Painful sex (or dyspareunia or vulvodynia in official terms) is one of the most common sexual problems in women. The pain is often described as a sharp, stinging pain at the entrance of the vagina when attempting to have intercourse. This sensation of pain can last throughout the full duration of penetration or can disappear after a while. Some women describe the pain as deep and dull which is usually experienced deeper within the body/belly. These two different sensations of pain can coincide or can be experienced separately. The causes of these two types of pain (superficial/deep) can be different so it's important to distinguish them. Both can have a negative impact on the enjoyment of sexual interaction which could result in stress within your intimate relationship.
Painful sex could also be referred to as vaginismus. This describes involuntary spasm or contraction of your pelvic floor muscle group which can inhibit entrance to the vagina by a finger, tampon or penis. Vaginismus can make penetration or even the use of tampons impossible or very painful. Some women describe the sensation when trying as 'hitting a brick wall'. Some women just experience problems with intercourse, others describe the same reaction when using tampons or during a physical examination by a medical professional. The pain experienced when attempting intercourse can cause severe stress in the relationship, strong feelings of dissatisfaction or worthlessness. Vaginismus can start at the first sexual experience or later in life. It is usually unrelated to sexual trauma in contrast to what is often assumed.
Causes of pain
The causes of feeling pain during intercourse can be divided into physical and psychological factors. The physiological causes can be (not exhaustive): infections, thrush, STI, skin problems, genital malfunction, medication, menopause and endometriosis. The psychological causes can be related to these physical causes. Most women with pain during intercourse have developed some tension or anxiety towards the pain experience and expect the pain to appear again which negatively impacts their levels of arousal and desire. This could eventually result in a negative vicious cycle which we describe as the 'pain cycle'.

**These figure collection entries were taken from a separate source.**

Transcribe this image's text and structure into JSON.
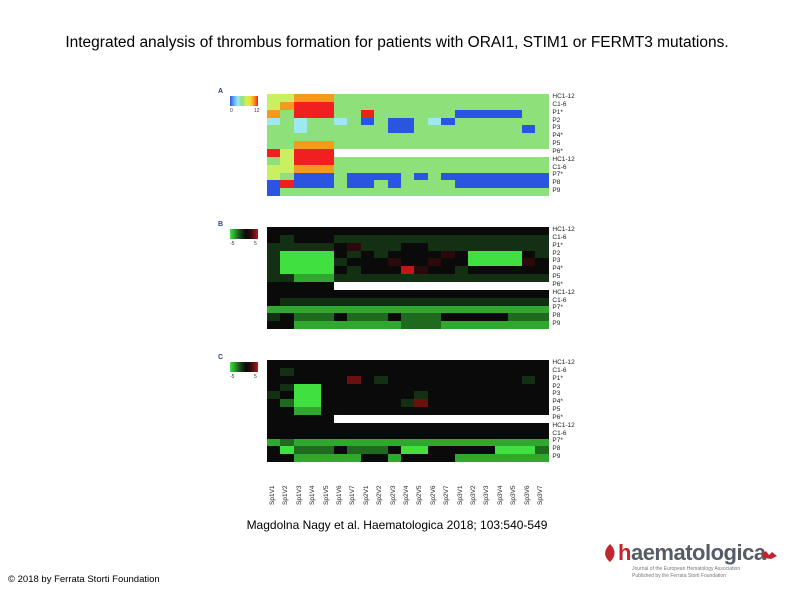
{
  "title": "Integrated analysis of thrombus formation for patients with ORAI1, STIM1 or FERMT3 mutations.",
  "citation": "Magdolna Nagy et al. Haematologica 2018; 103:540-549",
  "copyright": "© 2018 by Ferrata Storti Foundation",
  "logo": {
    "name": "haematologica",
    "subline1": "Journal of the European Hematology Association",
    "subline2": "Published by the Ferrata Storti Foundation"
  },
  "row_labels": [
    "HC1-12",
    "C1-6",
    "P1*",
    "P2",
    "P3",
    "P4*",
    "P5",
    "P6*",
    "HC1-12",
    "C1-6",
    "P7*",
    "P8",
    "P9"
  ],
  "column_labels": [
    "Sp1V1",
    "Sp1V2",
    "Sp1V3",
    "Sp1V4",
    "Sp1V5",
    "Sp1V6",
    "Sp1V7",
    "Sp2V1",
    "Sp2V2",
    "Sp2V3",
    "Sp2V4",
    "Sp2V5",
    "Sp2V6",
    "Sp2V7",
    "Sp3V1",
    "Sp3V2",
    "Sp3V3",
    "Sp3V4",
    "Sp3V5",
    "Sp3V6",
    "Sp3V7"
  ],
  "panels": [
    {
      "letter": "A",
      "legend_min": "0",
      "legend_max": "12",
      "colors": [
        "#2b55e0",
        "#5fb0f5",
        "#a0e8f0",
        "#8ee07a",
        "#c8f060",
        "#f5e030",
        "#f59a20",
        "#f02020"
      ],
      "values": [
        [
          4,
          4,
          6,
          6,
          6,
          3,
          3,
          3,
          3,
          3,
          3,
          3,
          3,
          3,
          3,
          3,
          3,
          3,
          3,
          3,
          3
        ],
        [
          4,
          6,
          7,
          7,
          7,
          3,
          3,
          3,
          3,
          3,
          3,
          3,
          3,
          3,
          3,
          3,
          3,
          3,
          3,
          3,
          3
        ],
        [
          6,
          3,
          7,
          7,
          7,
          3,
          3,
          7,
          3,
          3,
          3,
          3,
          3,
          3,
          0,
          0,
          0,
          0,
          0,
          3,
          3
        ],
        [
          2,
          3,
          2,
          3,
          3,
          2,
          3,
          0,
          3,
          0,
          0,
          3,
          2,
          0,
          3,
          3,
          3,
          3,
          3,
          3,
          3
        ],
        [
          3,
          3,
          2,
          3,
          3,
          3,
          3,
          3,
          3,
          0,
          0,
          3,
          3,
          3,
          3,
          3,
          3,
          3,
          3,
          0,
          3
        ],
        [
          3,
          3,
          3,
          3,
          3,
          3,
          3,
          3,
          3,
          3,
          3,
          3,
          3,
          3,
          3,
          3,
          3,
          3,
          3,
          3,
          3
        ],
        [
          3,
          3,
          6,
          6,
          6,
          3,
          3,
          3,
          3,
          3,
          3,
          3,
          3,
          3,
          3,
          3,
          3,
          3,
          3,
          3,
          3
        ],
        [
          7,
          4,
          7,
          7,
          7,
          -1,
          -1,
          -1,
          -1,
          -1,
          -1,
          -1,
          -1,
          -1,
          -1,
          -1,
          -1,
          -1,
          -1,
          -1,
          -1
        ],
        [
          3,
          4,
          7,
          7,
          7,
          3,
          3,
          3,
          3,
          3,
          3,
          3,
          3,
          3,
          3,
          3,
          3,
          3,
          3,
          3,
          3
        ],
        [
          4,
          4,
          6,
          6,
          6,
          3,
          3,
          3,
          3,
          3,
          3,
          3,
          3,
          3,
          3,
          3,
          3,
          3,
          3,
          3,
          3
        ],
        [
          4,
          3,
          0,
          0,
          0,
          3,
          0,
          0,
          0,
          0,
          3,
          0,
          3,
          0,
          0,
          0,
          0,
          0,
          0,
          0,
          0
        ],
        [
          0,
          7,
          0,
          0,
          0,
          3,
          0,
          0,
          3,
          0,
          3,
          3,
          3,
          3,
          0,
          0,
          0,
          0,
          0,
          0,
          0
        ],
        [
          0,
          3,
          3,
          3,
          3,
          3,
          3,
          3,
          3,
          3,
          3,
          3,
          3,
          3,
          3,
          3,
          3,
          3,
          3,
          3,
          3
        ]
      ]
    },
    {
      "letter": "B",
      "legend_min": "-5",
      "legend_max": "5",
      "colors": [
        "#40e040",
        "#30a830",
        "#1f6a1f",
        "#143014",
        "#0a0a0a",
        "#2a0a0a",
        "#6a1010",
        "#c01818"
      ],
      "values": [
        [
          4,
          4,
          4,
          4,
          4,
          4,
          4,
          4,
          4,
          4,
          4,
          4,
          4,
          4,
          4,
          4,
          4,
          4,
          4,
          4,
          4
        ],
        [
          4,
          3,
          4,
          4,
          4,
          3,
          3,
          3,
          3,
          3,
          3,
          3,
          3,
          3,
          3,
          3,
          3,
          3,
          3,
          3,
          3
        ],
        [
          3,
          3,
          3,
          3,
          3,
          4,
          5,
          3,
          3,
          3,
          4,
          4,
          3,
          3,
          3,
          3,
          3,
          3,
          3,
          3,
          3
        ],
        [
          3,
          0,
          0,
          0,
          0,
          4,
          3,
          4,
          3,
          4,
          4,
          4,
          4,
          5,
          4,
          0,
          0,
          0,
          0,
          4,
          3
        ],
        [
          3,
          0,
          0,
          0,
          0,
          3,
          4,
          4,
          4,
          5,
          4,
          4,
          5,
          4,
          4,
          0,
          0,
          0,
          0,
          5,
          4
        ],
        [
          3,
          0,
          0,
          0,
          0,
          4,
          3,
          4,
          4,
          4,
          7,
          5,
          4,
          4,
          3,
          4,
          4,
          4,
          4,
          4,
          4
        ],
        [
          3,
          3,
          1,
          1,
          1,
          3,
          3,
          3,
          3,
          3,
          3,
          3,
          3,
          3,
          3,
          3,
          3,
          3,
          3,
          3,
          3
        ],
        [
          4,
          4,
          4,
          4,
          4,
          -1,
          -1,
          -1,
          -1,
          -1,
          -1,
          -1,
          -1,
          -1,
          -1,
          -1,
          -1,
          -1,
          -1,
          -1,
          -1
        ],
        [
          4,
          4,
          4,
          4,
          4,
          4,
          4,
          4,
          4,
          4,
          4,
          4,
          4,
          4,
          4,
          4,
          4,
          4,
          4,
          4,
          4
        ],
        [
          4,
          3,
          3,
          3,
          3,
          3,
          3,
          3,
          3,
          3,
          3,
          3,
          3,
          3,
          3,
          3,
          3,
          3,
          3,
          3,
          3
        ],
        [
          1,
          1,
          1,
          1,
          1,
          1,
          1,
          1,
          1,
          1,
          1,
          1,
          1,
          1,
          1,
          1,
          1,
          1,
          1,
          1,
          1
        ],
        [
          3,
          4,
          2,
          2,
          2,
          4,
          2,
          2,
          2,
          4,
          2,
          2,
          2,
          4,
          4,
          4,
          4,
          4,
          2,
          2,
          2
        ],
        [
          4,
          4,
          1,
          1,
          1,
          1,
          1,
          1,
          1,
          1,
          2,
          2,
          2,
          1,
          1,
          1,
          1,
          1,
          1,
          1,
          1
        ]
      ]
    },
    {
      "letter": "C",
      "legend_min": "-5",
      "legend_max": "5",
      "colors": [
        "#40e040",
        "#30a830",
        "#1f6a1f",
        "#143014",
        "#0a0a0a",
        "#2a0a0a",
        "#6a1010",
        "#c01818"
      ],
      "values": [
        [
          4,
          4,
          4,
          4,
          4,
          4,
          4,
          4,
          4,
          4,
          4,
          4,
          4,
          4,
          4,
          4,
          4,
          4,
          4,
          4,
          4
        ],
        [
          4,
          3,
          4,
          4,
          4,
          4,
          4,
          4,
          4,
          4,
          4,
          4,
          4,
          4,
          4,
          4,
          4,
          4,
          4,
          4,
          4
        ],
        [
          4,
          4,
          4,
          4,
          4,
          4,
          6,
          4,
          3,
          4,
          4,
          4,
          4,
          4,
          4,
          4,
          4,
          4,
          4,
          3,
          4
        ],
        [
          4,
          3,
          0,
          0,
          4,
          4,
          4,
          4,
          4,
          4,
          4,
          4,
          4,
          4,
          4,
          4,
          4,
          4,
          4,
          4,
          4
        ],
        [
          3,
          4,
          0,
          0,
          4,
          4,
          4,
          4,
          4,
          4,
          4,
          3,
          4,
          4,
          4,
          4,
          4,
          4,
          4,
          4,
          4
        ],
        [
          4,
          2,
          0,
          0,
          4,
          4,
          4,
          4,
          4,
          4,
          3,
          6,
          4,
          4,
          4,
          4,
          4,
          4,
          4,
          4,
          4
        ],
        [
          4,
          4,
          1,
          1,
          4,
          4,
          4,
          4,
          4,
          4,
          4,
          4,
          4,
          4,
          4,
          4,
          4,
          4,
          4,
          4,
          4
        ],
        [
          4,
          4,
          4,
          4,
          4,
          -1,
          -1,
          -1,
          -1,
          -1,
          -1,
          -1,
          -1,
          -1,
          -1,
          -1,
          -1,
          -1,
          -1,
          -1,
          -1
        ],
        [
          4,
          4,
          4,
          4,
          4,
          4,
          4,
          4,
          4,
          4,
          4,
          4,
          4,
          4,
          4,
          4,
          4,
          4,
          4,
          4,
          4
        ],
        [
          4,
          4,
          4,
          4,
          4,
          4,
          4,
          4,
          4,
          4,
          4,
          4,
          4,
          4,
          4,
          4,
          4,
          4,
          4,
          4,
          4
        ],
        [
          1,
          2,
          1,
          1,
          1,
          1,
          1,
          1,
          1,
          1,
          1,
          1,
          1,
          1,
          1,
          1,
          1,
          1,
          1,
          1,
          1
        ],
        [
          4,
          0,
          2,
          2,
          2,
          4,
          2,
          2,
          2,
          4,
          0,
          0,
          4,
          4,
          4,
          4,
          4,
          0,
          0,
          0,
          2
        ],
        [
          4,
          4,
          1,
          1,
          1,
          1,
          1,
          4,
          4,
          1,
          4,
          4,
          4,
          4,
          1,
          1,
          1,
          1,
          1,
          1,
          1
        ]
      ]
    }
  ]
}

Other common factors that contribute to the development of pain can be (but are not restricted to) lack of knowledge or experience, anxiety, lack of self-esteem, restrictive/religious beliefs, negative expectations, feelings of unsafety, or fear of pregnancy.
In Selma's practice, the treatment of pain during intercourse will start with a thorough assessment of the pain experiences to discover possible causes and discuss best practice treatment options to eliminate the pain experiences by replacing them with positive and pleasant sexual experiences. This could be realised by the use of relaxation and pelvic floor exercises, discovering positive factors impacting on your arousal levels, stress management, changing negative thought patterns and communication with your partner about excitement and arousal inducing behaviours. When women are experiencing difficulties in gaining control over the tension in their pelvic floor area, a referral to a pelvic floor physiotherapist could be helpful. This treatment is usually most effective when coinciding with Sex Therapy.